Les recommandations thérapeutiques actuellement en vigueur en France sont celles de l’Agence française de sécurité sanitaire des produits de santé (AFSSAPS) de septembre 2000,

recommandations qui proposent des seuils d’intervention thérapeutique médicamenteuse selon les valeurs du low density lipoprotein (LDL)-cholestérol (LDL-C) et du niveau de risque vasculaire : pour les patients à haut risque, c’est-à-dire pour les sujets ayant une maladie coronaire et en prévention primaire pour les sujets ayant plus de deux autres facteurs de risque, le seuil d’intervention est un taux de LDL-C > 1,30 g l–1 après mesures hygiéno-diététiques d’au moins 3 mois.

Depuis 2002, les résultats de nouvelles études de prévention cardiovasculaire avec des statines sont disponibles et se pose alors la question de revoir ou non les indications des statines à la lumière de ces dernières données de la « Médecine fondée sur les preuves » ou « evidence based medecine » (EBM).

Études de prévention cardiovasculaire avec les statines parues depuis 2002 :

Depuis l’année 2002, cinq nouvelles études de prévention cardiovasculaire sont parues.

A – ÉTUDE « HEART PROTECTION STUDY » (HPS) :

Indications des statinesElle est certainement celle qui apporte le plus de nouvelles informations : 20 536 patients, dont 5 082 femmes, âgés de 40 à 80 ans ayant un taux de cholestérol total (CT) = 1,35 g l–1, et à haut risque de maladie coronaire (antécédent de maladie coronaire ou de maladie athéromateuse dans d’autres territoires artériels, diabète, ou hypertension traitée chez des hommes de plus de 65 ans) ont été randomisés pour recevoir selon un plan factoriel 2 × 2 soit l’association simvastatine 40 mg j–1 et des antioxydants (vitamine E 600 mg j–1 + vitamine C 250 mg j–1 + b-carotène 20 mg j–1), soit l’un ou l’autre des traitements, soit enfin un double placebo.

Le taux moyen de LDL-C à l’inclusion (1,32 g l–1) était proche du seuil d’intervention thérapeutique actuellement proposé en France pour le patient à haut risque cardiovasculaire.
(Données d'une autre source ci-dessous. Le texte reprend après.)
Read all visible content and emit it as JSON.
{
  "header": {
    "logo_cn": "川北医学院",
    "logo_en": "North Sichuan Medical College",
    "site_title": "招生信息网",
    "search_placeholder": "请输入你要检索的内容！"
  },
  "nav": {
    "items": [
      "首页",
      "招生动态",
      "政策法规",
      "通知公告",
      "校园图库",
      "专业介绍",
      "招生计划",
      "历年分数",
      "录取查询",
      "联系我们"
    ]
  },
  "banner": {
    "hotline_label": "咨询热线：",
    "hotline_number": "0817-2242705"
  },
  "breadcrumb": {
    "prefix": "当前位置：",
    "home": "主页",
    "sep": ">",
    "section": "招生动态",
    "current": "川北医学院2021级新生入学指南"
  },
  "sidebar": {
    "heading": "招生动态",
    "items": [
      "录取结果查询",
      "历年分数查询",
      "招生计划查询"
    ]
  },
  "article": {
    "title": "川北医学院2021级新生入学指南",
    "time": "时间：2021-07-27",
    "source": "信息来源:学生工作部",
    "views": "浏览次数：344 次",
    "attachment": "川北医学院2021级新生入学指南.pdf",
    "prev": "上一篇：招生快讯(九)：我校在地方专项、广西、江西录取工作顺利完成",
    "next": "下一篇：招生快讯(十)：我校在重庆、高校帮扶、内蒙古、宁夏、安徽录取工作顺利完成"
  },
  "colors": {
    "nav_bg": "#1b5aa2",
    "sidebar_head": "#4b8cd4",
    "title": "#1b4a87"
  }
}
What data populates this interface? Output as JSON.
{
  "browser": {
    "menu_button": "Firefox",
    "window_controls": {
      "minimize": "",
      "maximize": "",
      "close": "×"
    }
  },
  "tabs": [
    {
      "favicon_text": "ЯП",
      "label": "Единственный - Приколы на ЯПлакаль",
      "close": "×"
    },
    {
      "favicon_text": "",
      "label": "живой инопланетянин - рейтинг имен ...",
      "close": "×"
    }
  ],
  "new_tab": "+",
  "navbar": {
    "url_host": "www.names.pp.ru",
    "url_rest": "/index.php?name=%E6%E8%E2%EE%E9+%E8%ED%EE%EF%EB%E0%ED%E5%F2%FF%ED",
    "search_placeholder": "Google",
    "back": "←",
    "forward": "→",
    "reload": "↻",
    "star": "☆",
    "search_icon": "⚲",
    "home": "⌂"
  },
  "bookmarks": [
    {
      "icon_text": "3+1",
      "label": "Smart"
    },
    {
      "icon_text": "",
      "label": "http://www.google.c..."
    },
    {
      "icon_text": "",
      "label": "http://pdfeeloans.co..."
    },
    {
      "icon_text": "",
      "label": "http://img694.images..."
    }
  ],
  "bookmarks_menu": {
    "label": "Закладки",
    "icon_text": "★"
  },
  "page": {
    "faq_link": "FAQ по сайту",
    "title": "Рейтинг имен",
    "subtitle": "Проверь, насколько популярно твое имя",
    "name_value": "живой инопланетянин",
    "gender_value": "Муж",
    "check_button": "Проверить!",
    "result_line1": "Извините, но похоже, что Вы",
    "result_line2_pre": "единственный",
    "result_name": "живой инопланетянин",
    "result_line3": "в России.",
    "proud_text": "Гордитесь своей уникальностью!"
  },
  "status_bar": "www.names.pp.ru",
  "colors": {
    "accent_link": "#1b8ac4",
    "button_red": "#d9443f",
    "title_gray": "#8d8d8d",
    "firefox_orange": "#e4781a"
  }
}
Près de 12 000 patients avaient, à l’inclusion, un LDL-C < 1,35 g l–1 et près de 7 000 un LDLC < 1,16 g l–1.

HPS est essentiellement une étude de prévention secondaire « élargie » puisqu’environ 85 % des inclus étaient des patients vasculaires (antécédents coronariens ou d’accident vasculaire cérébral ou d’artériopathie périphérique).

Par ailleurs, 5 963 diabétiques ont été inclus dont 3 982 sans maladie coronaire, parmi lesquels 2 912 n’avaient pas d’antécédent vasculaire et 1 070 des antécédents vasculaires autres que coronaires.

Au terme des 5 ans de suivi, la supplémentation en vitamines antioxydantes n’a apporté aucun bénéfice.

En revanche, le traitement par simvastatine 40 mg a permis de réduire significativement la mortalité totale (–13 %), la mortalité vasculaire de toutes causes (–17 %), les infarctus du myocarde (IDM) et les décès coronaires (–27 %) et les événements vasculaires majeurs (–24 %) définis comme étant la somme des événements coronaires, des accidents vasculaires cérébraux (AVC) et des revascularisations.

Le bénéfice vasculaire existe pour les patients avec antécédents d’AVC et avec antécédents d’artériopathie périphérique, comme pour les diabétiques.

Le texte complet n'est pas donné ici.